Engineering Contradictions & Design Principles
Engineering Contradiction Analysis
1Measurement precision
If traditional classification methods wait for all JavaScript resources to be received before classifying a webpage, then classification accuracy is improved, but webpage loading speed deteriorates
Solution Approach 1:
The patent applies preliminary action by performing classification on a subset of JavaScript resources before all resources are received. The system extracts features from available JavaScript blocks and runs MIL models to make preliminary classification decisions, allowing webpage loading to proceed without waiting for complete resource reception while maintaining acceptable accuracy through incremental learning.
Solution Approach 2:
The patent implements partial action by using only a subset of available JavaScript resources for classification rather than requiring all resources.
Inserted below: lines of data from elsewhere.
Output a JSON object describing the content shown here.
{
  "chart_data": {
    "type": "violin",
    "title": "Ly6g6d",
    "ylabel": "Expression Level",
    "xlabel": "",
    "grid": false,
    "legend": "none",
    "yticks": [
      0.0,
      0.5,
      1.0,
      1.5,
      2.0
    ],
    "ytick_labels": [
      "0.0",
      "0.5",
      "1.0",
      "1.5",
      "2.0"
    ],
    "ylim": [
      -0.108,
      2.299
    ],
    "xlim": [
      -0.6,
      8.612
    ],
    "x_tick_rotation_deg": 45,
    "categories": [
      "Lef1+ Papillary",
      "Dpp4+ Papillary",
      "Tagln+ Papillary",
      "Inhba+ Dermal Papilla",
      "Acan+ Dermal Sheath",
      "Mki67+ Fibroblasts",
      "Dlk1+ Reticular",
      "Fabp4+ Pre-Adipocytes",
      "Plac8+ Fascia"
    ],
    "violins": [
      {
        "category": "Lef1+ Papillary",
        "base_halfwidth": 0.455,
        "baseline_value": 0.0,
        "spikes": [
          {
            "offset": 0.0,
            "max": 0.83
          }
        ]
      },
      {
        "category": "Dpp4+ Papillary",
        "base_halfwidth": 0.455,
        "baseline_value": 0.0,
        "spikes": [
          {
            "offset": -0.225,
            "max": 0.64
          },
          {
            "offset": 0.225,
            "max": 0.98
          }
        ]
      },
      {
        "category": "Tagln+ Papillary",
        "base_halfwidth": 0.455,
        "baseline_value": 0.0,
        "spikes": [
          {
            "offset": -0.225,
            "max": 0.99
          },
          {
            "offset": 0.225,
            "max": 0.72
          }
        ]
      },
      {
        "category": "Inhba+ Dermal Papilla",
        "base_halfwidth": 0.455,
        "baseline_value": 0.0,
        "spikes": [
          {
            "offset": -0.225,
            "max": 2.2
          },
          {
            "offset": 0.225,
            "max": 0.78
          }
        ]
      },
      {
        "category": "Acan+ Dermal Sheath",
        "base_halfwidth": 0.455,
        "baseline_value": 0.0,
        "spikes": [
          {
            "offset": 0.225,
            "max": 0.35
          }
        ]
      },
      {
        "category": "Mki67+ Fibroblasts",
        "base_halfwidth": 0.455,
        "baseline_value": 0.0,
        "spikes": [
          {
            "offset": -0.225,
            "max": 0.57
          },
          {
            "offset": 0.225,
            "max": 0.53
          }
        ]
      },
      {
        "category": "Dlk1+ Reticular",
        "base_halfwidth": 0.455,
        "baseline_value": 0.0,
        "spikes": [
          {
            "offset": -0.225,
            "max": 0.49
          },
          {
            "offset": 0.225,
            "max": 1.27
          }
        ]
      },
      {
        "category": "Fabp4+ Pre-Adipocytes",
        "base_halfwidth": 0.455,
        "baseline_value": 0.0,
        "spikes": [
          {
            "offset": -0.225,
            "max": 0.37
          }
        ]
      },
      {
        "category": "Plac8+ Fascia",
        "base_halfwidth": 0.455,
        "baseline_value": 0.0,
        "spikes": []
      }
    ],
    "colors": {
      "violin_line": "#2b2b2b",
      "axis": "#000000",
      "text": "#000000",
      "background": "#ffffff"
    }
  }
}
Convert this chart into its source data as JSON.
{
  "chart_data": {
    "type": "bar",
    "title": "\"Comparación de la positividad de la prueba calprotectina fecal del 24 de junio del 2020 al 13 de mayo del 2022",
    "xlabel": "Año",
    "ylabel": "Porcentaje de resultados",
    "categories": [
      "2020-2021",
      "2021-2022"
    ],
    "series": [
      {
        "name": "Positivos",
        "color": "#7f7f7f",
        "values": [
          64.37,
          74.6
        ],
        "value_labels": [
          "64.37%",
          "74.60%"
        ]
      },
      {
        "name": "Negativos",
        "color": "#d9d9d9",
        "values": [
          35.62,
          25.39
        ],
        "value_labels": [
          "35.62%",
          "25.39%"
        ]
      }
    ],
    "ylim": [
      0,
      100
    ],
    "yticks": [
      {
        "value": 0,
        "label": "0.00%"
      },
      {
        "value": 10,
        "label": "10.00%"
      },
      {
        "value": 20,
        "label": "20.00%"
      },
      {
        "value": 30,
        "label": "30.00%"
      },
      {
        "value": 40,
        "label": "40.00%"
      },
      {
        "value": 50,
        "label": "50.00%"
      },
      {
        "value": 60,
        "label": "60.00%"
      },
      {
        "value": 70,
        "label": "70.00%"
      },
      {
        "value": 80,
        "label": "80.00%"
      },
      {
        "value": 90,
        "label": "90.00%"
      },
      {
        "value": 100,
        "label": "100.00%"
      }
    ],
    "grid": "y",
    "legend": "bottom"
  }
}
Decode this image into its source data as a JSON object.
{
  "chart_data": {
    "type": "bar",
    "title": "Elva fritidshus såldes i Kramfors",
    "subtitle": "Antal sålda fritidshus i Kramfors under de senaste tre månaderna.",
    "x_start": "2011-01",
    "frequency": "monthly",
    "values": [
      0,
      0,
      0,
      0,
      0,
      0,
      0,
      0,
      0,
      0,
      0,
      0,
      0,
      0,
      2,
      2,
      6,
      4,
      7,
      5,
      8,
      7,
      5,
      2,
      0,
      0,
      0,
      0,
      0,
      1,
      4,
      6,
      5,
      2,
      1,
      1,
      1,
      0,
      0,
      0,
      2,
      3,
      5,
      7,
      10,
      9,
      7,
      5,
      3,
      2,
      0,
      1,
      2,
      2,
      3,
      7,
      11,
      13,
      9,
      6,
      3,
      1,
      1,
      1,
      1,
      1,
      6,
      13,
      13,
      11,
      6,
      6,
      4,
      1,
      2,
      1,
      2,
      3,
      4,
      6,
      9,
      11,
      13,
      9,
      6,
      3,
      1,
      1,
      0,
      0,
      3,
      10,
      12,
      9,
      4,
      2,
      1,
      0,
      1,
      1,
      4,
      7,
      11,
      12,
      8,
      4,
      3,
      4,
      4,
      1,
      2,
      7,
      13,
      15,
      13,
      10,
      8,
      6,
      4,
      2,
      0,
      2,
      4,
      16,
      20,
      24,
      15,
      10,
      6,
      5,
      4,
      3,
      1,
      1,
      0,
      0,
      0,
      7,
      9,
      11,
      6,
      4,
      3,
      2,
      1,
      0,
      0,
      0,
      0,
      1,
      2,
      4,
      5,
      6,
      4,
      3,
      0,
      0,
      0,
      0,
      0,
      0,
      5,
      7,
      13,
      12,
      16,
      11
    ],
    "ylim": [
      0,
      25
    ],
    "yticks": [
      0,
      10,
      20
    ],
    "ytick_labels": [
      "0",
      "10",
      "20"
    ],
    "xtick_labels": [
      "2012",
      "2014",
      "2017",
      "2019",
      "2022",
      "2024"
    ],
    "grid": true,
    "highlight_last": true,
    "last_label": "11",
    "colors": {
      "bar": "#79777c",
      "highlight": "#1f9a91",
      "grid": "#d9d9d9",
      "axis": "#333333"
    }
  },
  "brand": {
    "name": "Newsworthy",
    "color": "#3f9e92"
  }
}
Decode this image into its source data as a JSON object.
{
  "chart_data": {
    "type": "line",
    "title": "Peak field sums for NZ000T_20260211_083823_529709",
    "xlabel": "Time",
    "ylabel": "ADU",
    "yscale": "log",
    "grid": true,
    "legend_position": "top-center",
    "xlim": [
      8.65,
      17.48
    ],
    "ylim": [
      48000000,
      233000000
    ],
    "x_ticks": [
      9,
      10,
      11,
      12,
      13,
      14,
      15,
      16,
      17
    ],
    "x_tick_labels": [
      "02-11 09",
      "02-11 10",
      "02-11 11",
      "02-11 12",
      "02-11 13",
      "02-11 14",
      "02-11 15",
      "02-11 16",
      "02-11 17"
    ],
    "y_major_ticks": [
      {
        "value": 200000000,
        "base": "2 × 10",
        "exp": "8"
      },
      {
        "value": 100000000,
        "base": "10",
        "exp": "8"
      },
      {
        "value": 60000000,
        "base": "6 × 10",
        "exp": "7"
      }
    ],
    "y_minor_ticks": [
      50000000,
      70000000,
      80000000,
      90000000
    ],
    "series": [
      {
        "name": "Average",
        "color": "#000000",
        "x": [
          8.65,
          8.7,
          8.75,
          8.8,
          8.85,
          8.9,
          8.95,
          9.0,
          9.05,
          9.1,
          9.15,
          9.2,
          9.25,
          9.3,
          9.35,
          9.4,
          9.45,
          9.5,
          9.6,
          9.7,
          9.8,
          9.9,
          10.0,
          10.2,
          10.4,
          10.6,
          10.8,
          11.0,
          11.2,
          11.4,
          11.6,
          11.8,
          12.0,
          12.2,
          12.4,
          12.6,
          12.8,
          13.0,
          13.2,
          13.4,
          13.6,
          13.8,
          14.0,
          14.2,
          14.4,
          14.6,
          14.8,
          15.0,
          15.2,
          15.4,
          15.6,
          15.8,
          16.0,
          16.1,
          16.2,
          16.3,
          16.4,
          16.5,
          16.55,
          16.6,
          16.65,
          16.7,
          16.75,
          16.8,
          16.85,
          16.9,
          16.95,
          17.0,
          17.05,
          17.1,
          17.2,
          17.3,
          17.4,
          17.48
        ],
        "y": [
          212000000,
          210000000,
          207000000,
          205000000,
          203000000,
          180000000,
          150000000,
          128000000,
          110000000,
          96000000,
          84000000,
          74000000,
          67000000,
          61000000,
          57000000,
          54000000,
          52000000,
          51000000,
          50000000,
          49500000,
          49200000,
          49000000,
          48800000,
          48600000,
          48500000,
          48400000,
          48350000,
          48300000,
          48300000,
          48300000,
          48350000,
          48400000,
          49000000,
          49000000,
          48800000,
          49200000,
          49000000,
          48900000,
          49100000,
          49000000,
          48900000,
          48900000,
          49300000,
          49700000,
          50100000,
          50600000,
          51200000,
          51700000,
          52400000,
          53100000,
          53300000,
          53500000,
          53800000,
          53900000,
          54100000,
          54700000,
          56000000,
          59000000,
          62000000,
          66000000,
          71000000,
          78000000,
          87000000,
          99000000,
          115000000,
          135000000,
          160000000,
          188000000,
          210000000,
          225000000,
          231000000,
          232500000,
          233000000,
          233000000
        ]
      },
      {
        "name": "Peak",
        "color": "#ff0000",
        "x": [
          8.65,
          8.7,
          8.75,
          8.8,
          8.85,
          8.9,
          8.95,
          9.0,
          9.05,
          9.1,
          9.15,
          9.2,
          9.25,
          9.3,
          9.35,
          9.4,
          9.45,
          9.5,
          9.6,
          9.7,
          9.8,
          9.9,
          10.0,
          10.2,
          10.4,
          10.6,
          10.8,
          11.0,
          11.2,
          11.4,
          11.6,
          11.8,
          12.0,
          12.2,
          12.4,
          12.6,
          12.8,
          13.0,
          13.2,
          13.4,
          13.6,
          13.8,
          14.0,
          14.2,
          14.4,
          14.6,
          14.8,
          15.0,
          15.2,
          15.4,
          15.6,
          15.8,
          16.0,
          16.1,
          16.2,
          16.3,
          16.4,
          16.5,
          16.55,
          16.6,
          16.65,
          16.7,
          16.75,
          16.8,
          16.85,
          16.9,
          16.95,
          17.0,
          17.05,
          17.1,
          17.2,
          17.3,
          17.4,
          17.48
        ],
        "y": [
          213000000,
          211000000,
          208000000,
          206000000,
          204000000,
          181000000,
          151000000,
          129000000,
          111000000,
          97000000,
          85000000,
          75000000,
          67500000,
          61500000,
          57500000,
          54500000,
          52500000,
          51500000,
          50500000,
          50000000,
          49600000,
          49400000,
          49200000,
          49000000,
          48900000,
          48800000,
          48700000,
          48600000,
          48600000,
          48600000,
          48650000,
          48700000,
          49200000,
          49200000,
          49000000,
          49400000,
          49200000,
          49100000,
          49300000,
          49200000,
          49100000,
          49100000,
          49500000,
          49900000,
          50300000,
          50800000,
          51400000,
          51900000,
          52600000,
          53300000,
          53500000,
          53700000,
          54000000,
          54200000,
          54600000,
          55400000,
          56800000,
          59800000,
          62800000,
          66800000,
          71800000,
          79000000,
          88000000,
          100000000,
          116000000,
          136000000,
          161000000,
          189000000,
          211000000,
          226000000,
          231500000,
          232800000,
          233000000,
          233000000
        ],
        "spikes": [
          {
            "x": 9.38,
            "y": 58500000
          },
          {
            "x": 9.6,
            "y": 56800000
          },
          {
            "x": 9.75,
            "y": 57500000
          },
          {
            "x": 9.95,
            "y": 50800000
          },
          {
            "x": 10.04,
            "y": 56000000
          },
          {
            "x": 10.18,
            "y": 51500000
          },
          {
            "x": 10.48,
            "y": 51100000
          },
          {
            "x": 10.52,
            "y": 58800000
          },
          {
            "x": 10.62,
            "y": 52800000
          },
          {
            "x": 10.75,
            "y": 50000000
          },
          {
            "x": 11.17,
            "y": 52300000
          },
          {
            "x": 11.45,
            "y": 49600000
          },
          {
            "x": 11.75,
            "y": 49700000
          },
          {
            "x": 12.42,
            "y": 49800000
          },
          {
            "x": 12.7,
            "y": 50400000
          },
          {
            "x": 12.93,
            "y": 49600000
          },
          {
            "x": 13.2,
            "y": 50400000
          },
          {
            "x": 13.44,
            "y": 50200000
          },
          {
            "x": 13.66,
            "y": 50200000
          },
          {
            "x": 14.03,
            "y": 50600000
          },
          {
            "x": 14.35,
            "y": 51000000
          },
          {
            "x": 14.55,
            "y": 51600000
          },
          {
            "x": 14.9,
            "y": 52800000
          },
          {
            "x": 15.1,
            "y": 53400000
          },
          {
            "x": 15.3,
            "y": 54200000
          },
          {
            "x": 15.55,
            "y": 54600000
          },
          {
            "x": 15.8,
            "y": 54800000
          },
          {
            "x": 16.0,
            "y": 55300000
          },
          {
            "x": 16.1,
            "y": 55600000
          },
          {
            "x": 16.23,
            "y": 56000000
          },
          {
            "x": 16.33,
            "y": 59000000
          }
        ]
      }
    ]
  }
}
The system processes whichever JavaScript blocks are currently available, making classification decisions based on partial data, and can update decisions as more resources become available through incremental learning.
2Productivity
If classification is performed with partial instances available, then webpage loading speed is improved, but classification reliability deteriorates
Solution Approach 1:
The patent applies feedback through incremental learning where the MIL models are continuously updated as more JavaScript resources become available. The system provides feedback loops where classification results from partial instances are made, then refined as additional instances are processed, allowing the model to correct earlier decisions and improve reliability over time.
Solution Approach 2:
The patent implements dynamics by making the classification system adaptive and changeable over time. The MIL models dynamically adjust their parameters and decisions as new JavaScript resources are received, transforming from static batch processing to dynamic incremental learning that adapts to incoming data streams.
3Measurement precision
If multiple biased MIL models are used for classification, then classification accuracy is improved, but computational complexity increases
Solution Approach 1:
The patent applies asymmetry by using multiple MIL models with different bias orientations (e.g., one model biased toward benign classification, another toward malicious classification). This asymmetric approach allows the system to cross-validate results from models with different perspectives, improving accuracy through diverse viewpoints while keeping individual model complexity manageable.
Data Source
AI summary
A method for multi-instance learning (MIL)-based classification of a streaming input is described. The method includes running a first biased MIL model using extracted features from a subset of instances received in the streaming input to obtain a first classification result. The method also includes running a second biased MIL model using the extracted features to obtain a second classification result. The first biased MIL model is biased opposite the second biased MIL model. The method further includes classifying the streaming input based on the classification results of the first biased MIL model and the second biased MIL model.